Ender's Game is based on Orson Scott Card's Hugo Award winning, science fiction young adult novel and will be released in theaters on November 1st, 2013. Summit Entertainment is co-financing the film which Gavin Hood (X-Men Origins: Wolderine) will direct and screenwriting/producing duo Bob Orci and Alex Kurtzman (Cowboys and Aliens) are attached as producers through their K/O Paper Products banner, along with Odd Lot Entertainment's Gigi Pritzker and Linda McDonough, author Orson Scott Card and Lynn Hendee.

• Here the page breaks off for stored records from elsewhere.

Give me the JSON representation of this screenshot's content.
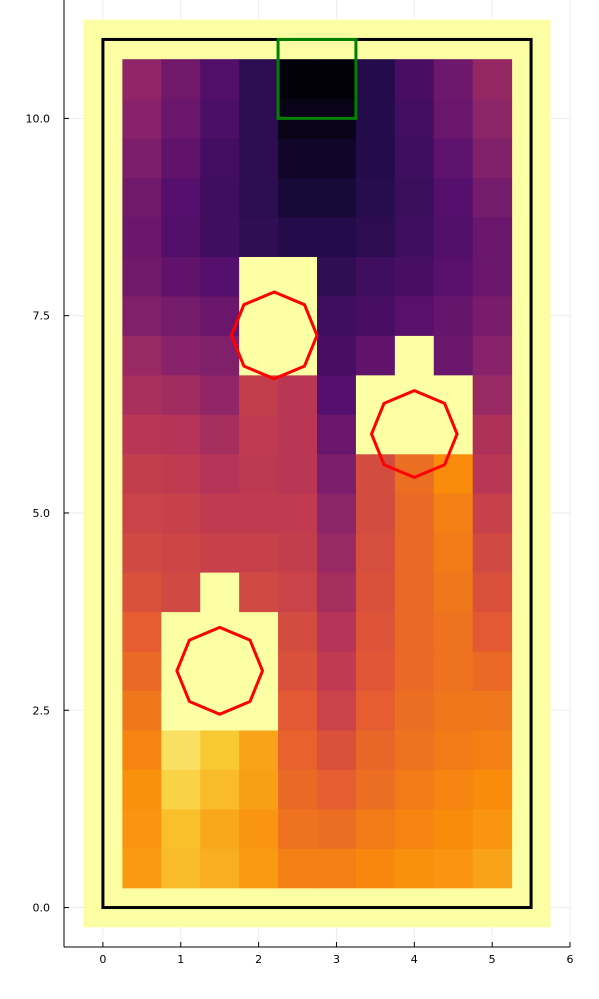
{
  "chart_data": {
    "type": "heatmap",
    "title": "",
    "xlabel": "",
    "ylabel": "",
    "xlim": [
      -0.5,
      6
    ],
    "ylim": [
      -0.5,
      11.5
    ],
    "x_ticks": [
      {
        "value": 0,
        "label": "0"
      },
      {
        "value": 1,
        "label": "1"
      },
      {
        "value": 2,
        "label": "2"
      },
      {
        "value": 3,
        "label": "3"
      },
      {
        "value": 4,
        "label": "4"
      },
      {
        "value": 5,
        "label": "5"
      },
      {
        "value": 6,
        "label": "6"
      }
    ],
    "y_ticks": [
      {
        "value": 0,
        "label": "0.0"
      },
      {
        "value": 2.5,
        "label": "2.5"
      },
      {
        "value": 5,
        "label": "5.0"
      },
      {
        "value": 7.5,
        "label": "7.5"
      },
      {
        "value": 10,
        "label": "10.0"
      }
    ],
    "grid": true,
    "colormap": "inferno",
    "cell_columns": [
      0.5,
      1.0,
      1.5,
      2.0,
      2.5,
      3.0,
      3.5,
      4.0,
      4.5,
      5.0
    ],
    "cell_rows": [
      0.5,
      1.0,
      1.5,
      2.0,
      2.5,
      3.0,
      3.5,
      4.0,
      4.5,
      5.0,
      5.5,
      6.0,
      6.5,
      7.0,
      7.5,
      8.0,
      8.5,
      9.0,
      9.5,
      10.0,
      10.5
    ],
    "cell_width": 0.5,
    "z_values": [
      [
        0.78,
        0.85,
        0.82,
        0.78,
        0.72,
        0.72,
        0.74,
        0.76,
        0.77,
        0.8
      ],
      [
        0.77,
        0.86,
        0.81,
        0.77,
        0.69,
        0.68,
        0.71,
        0.73,
        0.75,
        0.77
      ],
      [
        0.76,
        0.9,
        0.85,
        0.79,
        0.67,
        0.64,
        0.68,
        0.71,
        0.73,
        0.75
      ],
      [
        0.73,
        0.93,
        0.88,
        0.8,
        0.65,
        0.6,
        0.66,
        0.69,
        0.71,
        0.72
      ],
      [
        0.7,
        1.0,
        1.0,
        1.0,
        0.63,
        0.55,
        0.64,
        0.68,
        0.7,
        0.7
      ],
      [
        0.67,
        1.0,
        1.0,
        1.0,
        0.6,
        0.52,
        0.62,
        0.67,
        0.69,
        0.67
      ],
      [
        0.64,
        1.0,
        1.0,
        1.0,
        0.58,
        0.49,
        0.61,
        0.67,
        0.69,
        0.63
      ],
      [
        0.6,
        0.57,
        1.0,
        0.57,
        0.55,
        0.45,
        0.6,
        0.67,
        0.7,
        0.6
      ],
      [
        0.57,
        0.56,
        0.54,
        0.54,
        0.53,
        0.42,
        0.59,
        0.67,
        0.71,
        0.57
      ],
      [
        0.55,
        0.54,
        0.52,
        0.52,
        0.52,
        0.39,
        0.58,
        0.67,
        0.72,
        0.54
      ],
      [
        0.53,
        0.52,
        0.49,
        0.51,
        0.5,
        0.35,
        0.58,
        0.68,
        0.75,
        0.5
      ],
      [
        0.5,
        0.49,
        0.45,
        0.52,
        0.5,
        0.3,
        1.0,
        1.0,
        1.0,
        0.47
      ],
      [
        0.46,
        0.44,
        0.4,
        0.53,
        0.5,
        0.25,
        1.0,
        1.0,
        1.0,
        0.42
      ],
      [
        0.42,
        0.38,
        0.36,
        1.0,
        1.0,
        0.22,
        0.28,
        1.0,
        0.3,
        0.38
      ],
      [
        0.36,
        0.33,
        0.3,
        1.0,
        1.0,
        0.2,
        0.22,
        0.26,
        0.29,
        0.34
      ],
      [
        0.32,
        0.28,
        0.25,
        1.0,
        1.0,
        0.17,
        0.2,
        0.22,
        0.26,
        0.3
      ],
      [
        0.3,
        0.24,
        0.2,
        0.17,
        0.14,
        0.14,
        0.16,
        0.2,
        0.24,
        0.3
      ],
      [
        0.32,
        0.25,
        0.2,
        0.16,
        0.1,
        0.1,
        0.15,
        0.19,
        0.25,
        0.33
      ],
      [
        0.35,
        0.28,
        0.21,
        0.16,
        0.07,
        0.07,
        0.14,
        0.2,
        0.27,
        0.36
      ],
      [
        0.38,
        0.3,
        0.23,
        0.16,
        0.04,
        0.04,
        0.14,
        0.21,
        0.3,
        0.39
      ],
      [
        0.4,
        0.32,
        0.24,
        0.16,
        0.01,
        0.01,
        0.14,
        0.22,
        0.31,
        0.41
      ]
    ],
    "frame_padding": {
      "x": [
        -0.25,
        5.75
      ],
      "y": [
        -0.25,
        11.25
      ]
    },
    "boundary_rect": {
      "x": [
        0,
        5.5
      ],
      "y": [
        0,
        11
      ]
    },
    "target_rect": {
      "x": [
        2.25,
        3.25
      ],
      "y": [
        10,
        11
      ]
    },
    "obstacles": [
      {
        "center_x": 1.5,
        "center_y": 3.0,
        "radius": 0.55
      },
      {
        "center_x": 2.2,
        "center_y": 7.25,
        "radius": 0.55
      },
      {
        "center_x": 4.0,
        "center_y": 6.0,
        "radius": 0.55
      }
    ],
    "obstacle_sides": 8,
    "colors": {
      "frame_fill": "#fcfea4",
      "boundary": "#000000",
      "target": "#008000",
      "obstacle": "#ff0000",
      "axis": "#000000",
      "grid": "#e9e9e9"
    }
  }
}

Asa Butterfield, the star of director Martin Scorsese's widely praised 3D film Hugo will be playing the lead role of Ender Wiggin. Harrison Ford (Cowboys & Aliens) will be Colonel Hyrum Graff, the adult lead in the film and commander of training for the International Fleet military academy in located in space. Hailee Steinfeld (True Grit) will play Petra Arkanian, one of Ender's Battle School trainers and eventual confidant. Sir Ben Kingsley, who recently starred with Butterfield in Hugo will play a character who is crucial to Ender's battle training, former Fleet Commander Mazer Rackham. Canadian actor Brendan Meyer will play one of Ender's early antagonists Stilson who he encounters before being shipped off to Battle School. Academy Award nominee Abigail Breslin will play Valentine Wiggin, sister to Butterfield's Ender. Aramis Knight (Rendition) will play Ender's youngest recruit Bean, Moises Arias will play Salamander Army Commander Bonzo Madrid, Jimmy "Jax" Pinchak (Let Me In) will be Peter Wiggin, Suraj Parthasarathy will be Alai, Conor Carroll will be Ender's first Battle School nemesis Bernard and Khylin Rhambo has signed on to play Dink Meeker. Viola Davis (the Help) will play a yet to be named military psychologist who oversees the emotional welfare of young trainees. Nonso Anozie (The Grey) will play Sergeant Dap, Stevie Ray Dallimore (Joyful Noise) has been cast as Ender’s father John and Andrea Powell (The Twilight Saga: Breaking Dawn Part 2) will play Ender’s mother Theresa.